L'Union pour la Méditerranée (UM) "va se mettre en marche" dans les semaines qui viennent avec une Conférence internationale qui s'ouvrira, le 4 juin prochain à Fès, pour préparer le Sommet des chefs d'Etat, prévu le 13 juillet à Paris, affirme l'ancien ministre français des Affaires étrangères, Roland Dumas.

Cette conférence, qui réunira notamment des personnalités du monde politique et des intellectuels, constitue "le lever de rideau de cette grande idée qu'est l'Union pour la Méditerranée lancée par la France", souligne M. Dumas dans une chronique intitulée "L'UM sur la ligne de départ" et publiée samedi dans le quotidien "France Soir".

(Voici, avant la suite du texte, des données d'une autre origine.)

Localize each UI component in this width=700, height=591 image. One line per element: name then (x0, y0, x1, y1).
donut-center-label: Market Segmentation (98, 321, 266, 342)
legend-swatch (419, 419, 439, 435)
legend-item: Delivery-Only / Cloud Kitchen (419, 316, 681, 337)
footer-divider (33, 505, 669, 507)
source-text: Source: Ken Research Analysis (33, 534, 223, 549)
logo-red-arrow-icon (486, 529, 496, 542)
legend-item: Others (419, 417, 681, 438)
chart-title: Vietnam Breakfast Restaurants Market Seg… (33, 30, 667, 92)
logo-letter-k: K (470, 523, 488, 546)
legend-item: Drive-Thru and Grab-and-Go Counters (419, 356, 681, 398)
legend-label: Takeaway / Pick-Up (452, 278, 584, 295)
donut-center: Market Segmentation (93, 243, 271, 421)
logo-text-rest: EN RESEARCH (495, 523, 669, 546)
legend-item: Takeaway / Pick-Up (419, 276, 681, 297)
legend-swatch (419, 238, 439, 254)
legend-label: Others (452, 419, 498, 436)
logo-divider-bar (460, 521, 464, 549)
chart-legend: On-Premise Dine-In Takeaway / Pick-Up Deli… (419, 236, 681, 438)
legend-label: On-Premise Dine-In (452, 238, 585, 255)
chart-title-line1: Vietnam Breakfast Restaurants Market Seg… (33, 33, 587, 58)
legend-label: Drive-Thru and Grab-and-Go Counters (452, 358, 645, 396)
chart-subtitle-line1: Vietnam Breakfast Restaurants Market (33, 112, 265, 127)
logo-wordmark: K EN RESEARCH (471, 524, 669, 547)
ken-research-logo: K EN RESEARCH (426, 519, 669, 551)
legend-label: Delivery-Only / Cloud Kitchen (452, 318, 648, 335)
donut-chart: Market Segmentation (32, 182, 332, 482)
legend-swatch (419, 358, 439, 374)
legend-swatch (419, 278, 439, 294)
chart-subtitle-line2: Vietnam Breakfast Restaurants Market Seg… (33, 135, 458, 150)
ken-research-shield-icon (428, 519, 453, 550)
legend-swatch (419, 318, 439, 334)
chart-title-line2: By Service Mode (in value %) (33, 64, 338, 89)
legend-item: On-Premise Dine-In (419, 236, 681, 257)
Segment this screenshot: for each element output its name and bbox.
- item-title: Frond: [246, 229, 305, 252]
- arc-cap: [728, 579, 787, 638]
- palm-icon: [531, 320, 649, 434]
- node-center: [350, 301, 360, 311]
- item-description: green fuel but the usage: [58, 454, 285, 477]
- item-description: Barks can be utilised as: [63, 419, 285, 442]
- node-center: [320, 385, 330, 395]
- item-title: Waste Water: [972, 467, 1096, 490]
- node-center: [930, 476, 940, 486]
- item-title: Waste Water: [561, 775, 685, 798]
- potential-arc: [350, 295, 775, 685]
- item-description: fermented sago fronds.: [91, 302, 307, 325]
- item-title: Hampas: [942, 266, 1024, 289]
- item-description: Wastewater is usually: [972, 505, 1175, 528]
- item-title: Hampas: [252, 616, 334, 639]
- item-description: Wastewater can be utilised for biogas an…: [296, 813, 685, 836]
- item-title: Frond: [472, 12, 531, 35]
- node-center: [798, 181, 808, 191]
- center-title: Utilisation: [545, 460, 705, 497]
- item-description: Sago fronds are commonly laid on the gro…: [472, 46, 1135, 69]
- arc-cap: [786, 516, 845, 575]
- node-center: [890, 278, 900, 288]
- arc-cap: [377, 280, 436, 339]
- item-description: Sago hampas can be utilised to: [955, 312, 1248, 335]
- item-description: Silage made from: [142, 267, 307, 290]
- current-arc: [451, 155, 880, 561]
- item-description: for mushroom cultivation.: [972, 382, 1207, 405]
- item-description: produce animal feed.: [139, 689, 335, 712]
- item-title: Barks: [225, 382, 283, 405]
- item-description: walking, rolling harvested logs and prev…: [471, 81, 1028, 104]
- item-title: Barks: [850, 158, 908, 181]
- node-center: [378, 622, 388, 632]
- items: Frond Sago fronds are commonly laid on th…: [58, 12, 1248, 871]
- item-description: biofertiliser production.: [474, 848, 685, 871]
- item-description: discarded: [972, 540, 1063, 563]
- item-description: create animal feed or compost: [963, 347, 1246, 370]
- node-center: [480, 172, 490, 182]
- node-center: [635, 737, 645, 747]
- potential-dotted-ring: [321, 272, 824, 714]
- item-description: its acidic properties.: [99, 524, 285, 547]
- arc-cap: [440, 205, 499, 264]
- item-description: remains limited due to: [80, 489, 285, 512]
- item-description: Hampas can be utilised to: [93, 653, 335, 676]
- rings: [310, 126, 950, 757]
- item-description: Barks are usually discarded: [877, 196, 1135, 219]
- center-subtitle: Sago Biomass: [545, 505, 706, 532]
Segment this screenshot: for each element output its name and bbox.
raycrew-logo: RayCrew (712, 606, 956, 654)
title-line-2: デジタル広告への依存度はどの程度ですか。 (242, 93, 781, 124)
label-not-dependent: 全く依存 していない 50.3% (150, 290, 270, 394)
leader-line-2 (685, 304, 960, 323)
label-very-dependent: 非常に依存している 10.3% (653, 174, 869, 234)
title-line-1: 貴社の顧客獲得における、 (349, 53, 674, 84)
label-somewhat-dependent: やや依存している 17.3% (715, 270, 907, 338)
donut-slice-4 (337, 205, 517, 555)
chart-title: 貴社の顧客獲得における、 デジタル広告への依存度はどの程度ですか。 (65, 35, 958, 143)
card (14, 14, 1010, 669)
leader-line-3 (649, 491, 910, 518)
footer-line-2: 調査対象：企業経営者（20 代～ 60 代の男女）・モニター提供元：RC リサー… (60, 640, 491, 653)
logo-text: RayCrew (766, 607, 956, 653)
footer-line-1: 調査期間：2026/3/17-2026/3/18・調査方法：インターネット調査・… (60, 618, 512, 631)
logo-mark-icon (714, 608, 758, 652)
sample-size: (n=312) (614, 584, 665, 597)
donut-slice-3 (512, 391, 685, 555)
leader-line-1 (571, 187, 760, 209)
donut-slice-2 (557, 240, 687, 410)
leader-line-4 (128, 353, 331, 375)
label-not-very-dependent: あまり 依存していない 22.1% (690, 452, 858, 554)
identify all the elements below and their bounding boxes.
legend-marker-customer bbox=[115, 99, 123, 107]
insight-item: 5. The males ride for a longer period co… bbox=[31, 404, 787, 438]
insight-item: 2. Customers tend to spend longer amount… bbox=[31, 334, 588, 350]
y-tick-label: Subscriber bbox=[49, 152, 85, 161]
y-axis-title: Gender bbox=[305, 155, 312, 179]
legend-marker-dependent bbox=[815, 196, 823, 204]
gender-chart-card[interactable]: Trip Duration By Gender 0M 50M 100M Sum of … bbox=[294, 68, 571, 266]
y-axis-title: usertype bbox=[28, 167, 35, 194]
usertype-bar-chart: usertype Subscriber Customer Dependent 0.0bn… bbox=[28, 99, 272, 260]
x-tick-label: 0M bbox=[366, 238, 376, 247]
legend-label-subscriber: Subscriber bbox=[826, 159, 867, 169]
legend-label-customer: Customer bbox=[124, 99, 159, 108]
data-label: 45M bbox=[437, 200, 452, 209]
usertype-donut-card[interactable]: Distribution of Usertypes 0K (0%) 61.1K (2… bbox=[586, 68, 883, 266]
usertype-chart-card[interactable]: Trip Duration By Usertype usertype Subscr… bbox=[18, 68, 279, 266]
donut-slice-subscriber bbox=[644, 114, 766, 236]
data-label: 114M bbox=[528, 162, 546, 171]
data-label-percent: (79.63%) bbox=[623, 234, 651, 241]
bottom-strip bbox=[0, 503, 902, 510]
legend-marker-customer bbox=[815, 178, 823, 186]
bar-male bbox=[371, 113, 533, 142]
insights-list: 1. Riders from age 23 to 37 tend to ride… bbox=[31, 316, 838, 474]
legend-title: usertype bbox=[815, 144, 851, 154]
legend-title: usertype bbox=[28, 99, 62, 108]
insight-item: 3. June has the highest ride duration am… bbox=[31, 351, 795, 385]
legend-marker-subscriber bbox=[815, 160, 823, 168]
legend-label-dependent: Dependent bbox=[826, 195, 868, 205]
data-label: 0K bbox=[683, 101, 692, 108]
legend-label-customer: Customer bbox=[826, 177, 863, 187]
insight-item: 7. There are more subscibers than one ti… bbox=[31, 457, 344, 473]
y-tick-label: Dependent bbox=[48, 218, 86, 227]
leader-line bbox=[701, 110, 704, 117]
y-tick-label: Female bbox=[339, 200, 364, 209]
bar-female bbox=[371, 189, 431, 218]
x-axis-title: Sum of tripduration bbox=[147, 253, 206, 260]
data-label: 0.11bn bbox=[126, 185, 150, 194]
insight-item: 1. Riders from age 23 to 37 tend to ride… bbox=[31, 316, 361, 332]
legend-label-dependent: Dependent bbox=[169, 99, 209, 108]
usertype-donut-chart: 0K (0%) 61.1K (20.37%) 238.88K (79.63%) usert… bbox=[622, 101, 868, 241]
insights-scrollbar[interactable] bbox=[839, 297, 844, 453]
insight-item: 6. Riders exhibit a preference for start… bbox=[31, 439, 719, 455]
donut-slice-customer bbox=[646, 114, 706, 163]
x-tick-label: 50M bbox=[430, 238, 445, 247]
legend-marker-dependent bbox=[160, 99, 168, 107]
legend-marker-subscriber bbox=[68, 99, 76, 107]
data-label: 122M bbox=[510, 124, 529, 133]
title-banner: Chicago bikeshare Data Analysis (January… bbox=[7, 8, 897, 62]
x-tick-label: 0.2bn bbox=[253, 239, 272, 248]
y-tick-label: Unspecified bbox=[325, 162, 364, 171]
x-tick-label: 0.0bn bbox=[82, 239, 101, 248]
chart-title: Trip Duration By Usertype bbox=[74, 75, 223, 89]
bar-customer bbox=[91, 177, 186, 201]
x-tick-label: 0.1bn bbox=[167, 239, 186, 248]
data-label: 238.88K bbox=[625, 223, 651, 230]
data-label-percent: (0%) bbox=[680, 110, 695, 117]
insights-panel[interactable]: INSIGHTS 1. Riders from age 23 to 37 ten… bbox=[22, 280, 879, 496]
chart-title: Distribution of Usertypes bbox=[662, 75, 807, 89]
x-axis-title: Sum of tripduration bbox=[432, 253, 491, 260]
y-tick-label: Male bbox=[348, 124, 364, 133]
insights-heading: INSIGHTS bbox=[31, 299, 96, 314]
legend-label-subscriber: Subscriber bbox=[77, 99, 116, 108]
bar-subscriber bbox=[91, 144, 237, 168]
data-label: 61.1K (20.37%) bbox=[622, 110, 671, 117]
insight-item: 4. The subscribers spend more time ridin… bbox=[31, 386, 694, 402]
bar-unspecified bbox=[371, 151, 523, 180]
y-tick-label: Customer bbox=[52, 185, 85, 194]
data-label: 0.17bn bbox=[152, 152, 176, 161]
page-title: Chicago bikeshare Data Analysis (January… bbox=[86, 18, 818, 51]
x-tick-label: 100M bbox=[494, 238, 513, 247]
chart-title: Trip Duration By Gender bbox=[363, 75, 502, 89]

"L'initiative est marocaine et je n'en suis pas surpris", dit-il, rappelant à cet égard que le Maroc, du temps de feu S.M. Hassan II, avait déjà manifesté son grand intérêt pour l'Europe et sa construction.

La Conférence de Fès permettra de "mettre à plat les interventions de personnalités détachées du projet lui-même et qui pourront parler librement des soucis de l'entreprise, des sujets retenus, des difficultés qui se présenteront et de la manière de les résoudre", relève-t-il.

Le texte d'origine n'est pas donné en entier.